Re: Anyone working on pg_dump dependency ordering?

Lists: pgsql-hackers
From: Tom Lane <tgl(at)sss(dot)pgh(dot)pa(dot)us>
To: pgsql-hackers(at)postgreSQL(dot)org
Subject: Anyone working on pg_dump dependency ordering?
Date: 2003-11-21 16:40:10
Message-ID: 12906.1069432810@sss.pgh.pa.us
Views: Raw Message | Whole Thread | Download mbox | Resend email
Lists: pgsql-hackers

I'm thinking about attacking pg_dump's lack of knowledge about using
dependencies to determine a safe dump order. But if there's someone
out there actively working on the problem, I don't want to tread on
your toes ... anyone?

Also, if you've got uncommitted patches for pg_dump, please let me know.

regards, tom lane


From: Christopher Kings-Lynne <chriskl(at)familyhealth(dot)com(dot)au>
To: Tom Lane <tgl(at)sss(dot)pgh(dot)pa(dot)us>
Cc: pgsql-hackers(at)postgresql(dot)org
Subject: Re: Anyone working on pg_dump dependency ordering?
Date: 2003-11-22 02:24:19
Message-ID: 3FBEC8D3.3040807@familyhealth.com.au
Views: Raw Message | Whole Thread | Download mbox | Resend email
Lists: pgsql-hackers

> I'm thinking about attacking pg_dump's lack of knowledge about using
> dependencies to determine a safe dump order. But if there's someone
> out there actively working on the problem, I don't want to tread on
> your toes ... anyone?

I've done a whole lot of _thinking_, but basically no _doing_, so go
right ahead :)

I may as well let you know my thoughts:

There are two levels (sort of) of dependency. The first is that whole
classes of objects can be dependent on whole other classes. eg.
databases depend on users, or ALL FK's can be dumped after ALL tables,
etc.. It would make the dump more readable if you dumped those definite
dependencies in that order, rather than shuffling everything up.

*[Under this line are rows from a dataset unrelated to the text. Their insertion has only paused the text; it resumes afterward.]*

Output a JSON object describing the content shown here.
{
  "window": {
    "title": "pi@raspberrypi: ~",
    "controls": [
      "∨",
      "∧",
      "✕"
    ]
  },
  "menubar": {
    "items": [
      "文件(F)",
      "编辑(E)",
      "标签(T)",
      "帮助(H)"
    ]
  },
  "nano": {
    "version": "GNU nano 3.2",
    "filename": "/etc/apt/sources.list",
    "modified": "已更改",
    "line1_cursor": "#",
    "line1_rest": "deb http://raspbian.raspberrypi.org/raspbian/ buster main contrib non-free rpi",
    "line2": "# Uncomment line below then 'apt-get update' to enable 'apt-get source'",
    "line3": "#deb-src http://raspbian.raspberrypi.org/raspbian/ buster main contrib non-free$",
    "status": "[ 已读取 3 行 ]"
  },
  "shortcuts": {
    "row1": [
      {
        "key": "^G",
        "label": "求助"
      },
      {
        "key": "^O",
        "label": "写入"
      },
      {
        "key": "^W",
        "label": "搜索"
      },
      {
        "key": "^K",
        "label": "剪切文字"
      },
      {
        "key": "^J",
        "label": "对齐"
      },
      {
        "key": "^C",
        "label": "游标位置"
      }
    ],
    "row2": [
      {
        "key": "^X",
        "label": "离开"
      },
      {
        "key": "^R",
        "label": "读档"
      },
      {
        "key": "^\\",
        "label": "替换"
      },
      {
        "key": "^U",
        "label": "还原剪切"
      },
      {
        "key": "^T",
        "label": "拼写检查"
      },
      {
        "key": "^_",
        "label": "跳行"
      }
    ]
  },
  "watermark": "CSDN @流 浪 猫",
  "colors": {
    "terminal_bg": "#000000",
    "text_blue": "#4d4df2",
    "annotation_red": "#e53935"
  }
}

The second level of dependency is when a bunch of object types can
depend on each other. The current solution for that is to sort by OID,
but this fails when it is possible to add a dependency to an object
after it has been created.

eg:

- Adding a column (with a type) to a table
- All the CREATE OR REPLACE commands
- etc.

Hence, a full db wide topological sort might not be necessary.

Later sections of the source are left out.